I have installed both Sphinx and Lucene on the staging sites. They each have their advantages and disadvantages, so I want to see what everyone would like to see go to production.
I know that sphinx might be tempting right now but i would definitely go with lucene. Because we can then live off the development and maintenance of mediawiki instead of doing our own. I also think we should use the same style as the mediawiki search page because people are used to it.
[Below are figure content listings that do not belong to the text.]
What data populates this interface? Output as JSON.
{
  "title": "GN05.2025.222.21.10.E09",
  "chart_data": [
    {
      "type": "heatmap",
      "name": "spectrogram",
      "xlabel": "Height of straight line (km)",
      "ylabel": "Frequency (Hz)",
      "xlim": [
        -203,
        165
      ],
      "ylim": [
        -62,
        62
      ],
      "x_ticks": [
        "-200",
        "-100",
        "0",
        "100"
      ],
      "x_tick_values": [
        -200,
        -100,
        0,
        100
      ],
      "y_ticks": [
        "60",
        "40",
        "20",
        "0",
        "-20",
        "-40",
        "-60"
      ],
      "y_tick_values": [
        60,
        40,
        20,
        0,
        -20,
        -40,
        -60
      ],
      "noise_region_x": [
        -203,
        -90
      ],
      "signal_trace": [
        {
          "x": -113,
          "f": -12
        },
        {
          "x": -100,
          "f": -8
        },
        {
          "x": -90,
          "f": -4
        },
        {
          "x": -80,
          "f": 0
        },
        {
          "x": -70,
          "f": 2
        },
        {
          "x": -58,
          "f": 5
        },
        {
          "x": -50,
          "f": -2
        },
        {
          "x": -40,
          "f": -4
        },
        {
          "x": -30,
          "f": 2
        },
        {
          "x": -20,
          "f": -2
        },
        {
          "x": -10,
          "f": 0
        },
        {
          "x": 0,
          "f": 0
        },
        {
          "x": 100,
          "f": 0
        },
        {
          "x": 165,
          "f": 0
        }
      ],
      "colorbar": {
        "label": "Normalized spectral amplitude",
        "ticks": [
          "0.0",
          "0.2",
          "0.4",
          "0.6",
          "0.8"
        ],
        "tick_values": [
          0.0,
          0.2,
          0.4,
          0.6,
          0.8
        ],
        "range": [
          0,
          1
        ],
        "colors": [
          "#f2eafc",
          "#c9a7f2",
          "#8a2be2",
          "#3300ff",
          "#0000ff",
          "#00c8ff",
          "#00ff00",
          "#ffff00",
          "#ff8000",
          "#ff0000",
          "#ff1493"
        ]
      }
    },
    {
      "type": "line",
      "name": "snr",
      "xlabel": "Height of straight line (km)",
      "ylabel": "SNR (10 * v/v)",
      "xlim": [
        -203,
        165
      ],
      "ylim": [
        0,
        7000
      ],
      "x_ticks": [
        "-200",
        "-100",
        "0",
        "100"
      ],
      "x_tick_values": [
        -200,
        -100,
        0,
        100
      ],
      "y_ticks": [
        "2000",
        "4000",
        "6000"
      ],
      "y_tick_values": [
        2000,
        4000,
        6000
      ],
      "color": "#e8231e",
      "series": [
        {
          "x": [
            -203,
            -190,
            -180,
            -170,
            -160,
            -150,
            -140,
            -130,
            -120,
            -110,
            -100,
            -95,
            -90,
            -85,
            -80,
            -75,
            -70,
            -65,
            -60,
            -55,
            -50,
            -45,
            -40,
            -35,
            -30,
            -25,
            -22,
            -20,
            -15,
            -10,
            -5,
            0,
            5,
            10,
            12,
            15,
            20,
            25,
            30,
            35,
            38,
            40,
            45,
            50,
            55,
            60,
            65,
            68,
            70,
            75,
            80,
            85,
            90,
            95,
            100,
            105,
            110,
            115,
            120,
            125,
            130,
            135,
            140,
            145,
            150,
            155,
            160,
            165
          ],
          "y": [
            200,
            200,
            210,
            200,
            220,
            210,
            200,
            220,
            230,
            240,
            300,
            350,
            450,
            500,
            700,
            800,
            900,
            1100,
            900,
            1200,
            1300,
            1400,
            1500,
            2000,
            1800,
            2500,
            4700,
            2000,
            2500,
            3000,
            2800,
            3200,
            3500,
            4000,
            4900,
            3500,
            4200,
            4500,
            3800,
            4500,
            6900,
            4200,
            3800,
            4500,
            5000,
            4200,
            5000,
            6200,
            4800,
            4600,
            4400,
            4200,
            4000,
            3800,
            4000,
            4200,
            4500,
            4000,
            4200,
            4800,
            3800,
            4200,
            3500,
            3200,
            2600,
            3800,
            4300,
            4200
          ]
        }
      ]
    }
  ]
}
Yes, I agree that that the search integration bothers me too. If Sphinx had the same quality of plugin as MWSearch, then I would be much more convinced that it is better choice for us. As it is right now, I suppose it's something of a coin toss. One option is to rework the plugin to integrate with the default search functions instead of working around them. This shouldn't be as hard as it sounds. The vast majority of this would be in a single PHP file, and I don't think it would take more than a couple of hours. I could do it myself if I wasn't so swamped by other requests. The default search and both search extensions are hardly ever updated, there wouldn't be much work once this is done. Anyways, it's just a thought. One of my main concerns for Lucene are that the indexing process is very heavy, so I wouldn't want to run it more than once or maybe twice a day, compared to every few minutes for Sphinx. There is a way to do incremental updates, but it involves yet another extension and schema change, and there have been numerous problems reported with it. The other big concern is that I cannot get suggestions to work at all under Lucene. The spelling index gets created, but I cannot get the search daemon to use it. I'm going to try compiling the Java source under the system's JDK and Ant to see if that gets me anywhere. If I can get the suggestion functionality to work, then I will agree that Lucene is absolutely the superior choice (their suggestion functionality beats aspell/pspell hands down).